As she wandered up and down the rows of cars, she wondered how negotiable the prices painted on the windshields were. The only cars with a price she could even begin to afford looked as though they belonged in a salvage yard.
At each lot, a salesman would follow her around while she checked the tread on tires and looked under hoods for clues as to how well the motors had been maintained-the condition of belts, how clean the oil was, if the filter needed replacing, if the spark plugs were clean or dirty.
At the third lot, she selected what she considered the best of the bunch and, with the salesman in the front seat and Billy in the infant carrier fastened in the back, took a test drive.

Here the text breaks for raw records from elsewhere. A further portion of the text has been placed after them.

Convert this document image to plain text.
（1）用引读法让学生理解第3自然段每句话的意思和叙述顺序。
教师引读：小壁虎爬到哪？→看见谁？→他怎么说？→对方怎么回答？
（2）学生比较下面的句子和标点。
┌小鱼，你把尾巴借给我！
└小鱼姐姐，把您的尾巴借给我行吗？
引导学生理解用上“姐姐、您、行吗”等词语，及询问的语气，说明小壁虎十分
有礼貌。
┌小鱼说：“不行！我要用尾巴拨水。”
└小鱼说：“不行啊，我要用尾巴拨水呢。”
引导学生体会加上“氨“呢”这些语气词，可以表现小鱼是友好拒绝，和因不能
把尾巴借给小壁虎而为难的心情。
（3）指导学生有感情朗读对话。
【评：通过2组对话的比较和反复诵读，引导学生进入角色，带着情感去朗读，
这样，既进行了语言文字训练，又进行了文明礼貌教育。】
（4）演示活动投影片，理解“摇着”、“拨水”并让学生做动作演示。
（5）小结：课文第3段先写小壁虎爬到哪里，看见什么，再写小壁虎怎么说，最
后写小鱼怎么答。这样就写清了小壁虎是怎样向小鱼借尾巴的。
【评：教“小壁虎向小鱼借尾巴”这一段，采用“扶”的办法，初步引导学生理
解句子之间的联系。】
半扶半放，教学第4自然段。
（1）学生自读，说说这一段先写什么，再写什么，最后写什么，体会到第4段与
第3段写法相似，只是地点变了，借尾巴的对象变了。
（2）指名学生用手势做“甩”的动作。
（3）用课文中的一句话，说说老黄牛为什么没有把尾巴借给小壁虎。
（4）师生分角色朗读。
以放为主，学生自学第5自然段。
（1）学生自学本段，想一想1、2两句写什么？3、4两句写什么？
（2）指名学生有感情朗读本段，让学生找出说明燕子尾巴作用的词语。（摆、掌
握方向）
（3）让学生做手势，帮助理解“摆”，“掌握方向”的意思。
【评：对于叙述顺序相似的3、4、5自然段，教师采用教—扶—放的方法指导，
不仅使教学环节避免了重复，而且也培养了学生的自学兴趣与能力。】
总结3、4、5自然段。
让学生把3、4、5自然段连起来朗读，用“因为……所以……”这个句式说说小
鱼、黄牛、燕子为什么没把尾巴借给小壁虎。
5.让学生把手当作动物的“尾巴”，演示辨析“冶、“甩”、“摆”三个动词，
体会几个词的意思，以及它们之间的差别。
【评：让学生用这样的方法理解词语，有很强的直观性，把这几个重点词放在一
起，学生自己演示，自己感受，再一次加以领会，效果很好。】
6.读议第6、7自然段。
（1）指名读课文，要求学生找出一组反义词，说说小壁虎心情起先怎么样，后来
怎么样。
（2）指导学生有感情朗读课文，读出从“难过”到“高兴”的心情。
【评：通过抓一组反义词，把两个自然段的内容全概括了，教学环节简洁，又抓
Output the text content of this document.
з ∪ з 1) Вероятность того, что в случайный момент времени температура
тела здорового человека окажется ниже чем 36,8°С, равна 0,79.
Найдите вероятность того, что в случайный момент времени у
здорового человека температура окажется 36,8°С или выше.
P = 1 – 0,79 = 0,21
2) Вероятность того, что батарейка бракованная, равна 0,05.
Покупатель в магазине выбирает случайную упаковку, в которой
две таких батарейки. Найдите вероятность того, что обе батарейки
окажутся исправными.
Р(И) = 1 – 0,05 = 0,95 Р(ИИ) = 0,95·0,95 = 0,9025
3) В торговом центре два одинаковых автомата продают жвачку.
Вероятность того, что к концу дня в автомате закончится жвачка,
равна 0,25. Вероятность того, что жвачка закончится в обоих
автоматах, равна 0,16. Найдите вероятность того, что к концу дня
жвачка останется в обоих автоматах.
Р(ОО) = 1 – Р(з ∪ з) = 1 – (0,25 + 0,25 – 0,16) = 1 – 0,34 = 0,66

The motor ran a bit rough, and she decided to look further tomorrow, but she took the salesman’s card and said she would keep the car in mind. Then she started the long walk home with the afternoon sun beating down unmercifully.
Back in her apartment, she opened both windows. She could see that she was definitely going to need to buy a couple of fans or they were going to swelter this summer. She grilled a cheese sandwich and made a salad for dinner and entertained herself for a couple of hours working crossword puzzles with the radio as background noise. Then, with Billy in her arms, she took Ralph out front. It was a beautiful night, and she sat on the front step while Ralph carefully sniffed every bush and tree trunk as he decided the very best locations for him to deposit his pee, a few drops here and a few there. Billy’s gaze seemed to be focused on the very bright moon that was directly overhead, and she took his hands in hers and, waving them back and forth, softly sang,
Oh Mister Moon, moon, bright and shiny moon
Please shine down on,
Have a heart and shine on,
Please shine down on me, Oh Mister Moon.
The night sky brought to mind an evening when she and Joe had stretched out on the grass in the backyard and looked up at the moon through a pair of binoculars. Jamie had been aware that Joe was watching her as she studied the pockmarked lunar surface, amazed at the details she could make out with just binoculars. He told her that her hair looked silver in the moonlight. And he had touched a strand.
With her dark hair and a baby in her arms, Joe probably wouldn’t recognize her as the girl he had once known.
When Billy began to try to eat his fists, Jamie called to Ralph, who was nosing around under a yucca plant by the front steps. When he didn’t respond, she used a firmer tone, and he backed out from under the bush.
“Good boy,” she told him, scratching his head. “Let’s go upstairs and feed this baby.”
She had just finished nursing Billy when there was a knock on the door. She went to the door and, leaving the security chain engaged, opened it just an inch.
When she saw that it was Lynette, she disengaged the chain and invited her inside.
The hospital had just called, Lynette explained. The eleven o’clock shift was short, and she had been asked to fill in. “Could you look after Sally Ann?” she asked.
Jamie agreed, of course. Lynette said she would bring Sally Ann up around ten-thirty.
Jamie had hoped to purchase a secondhand playpen, which could double as a bed for Sally Ann, but she could manage for one night. She put Billy in the infant seat, changed the sheet on his bed, then took a shower. She had on a nightshirt when Lynette arrived with her baby and pink polka-dotted diaper bag.
She watched Lynette place her sleeping child in Billy’s bed, cover her with a lightweight blanket, and leave a second blanket at the foot of the bed.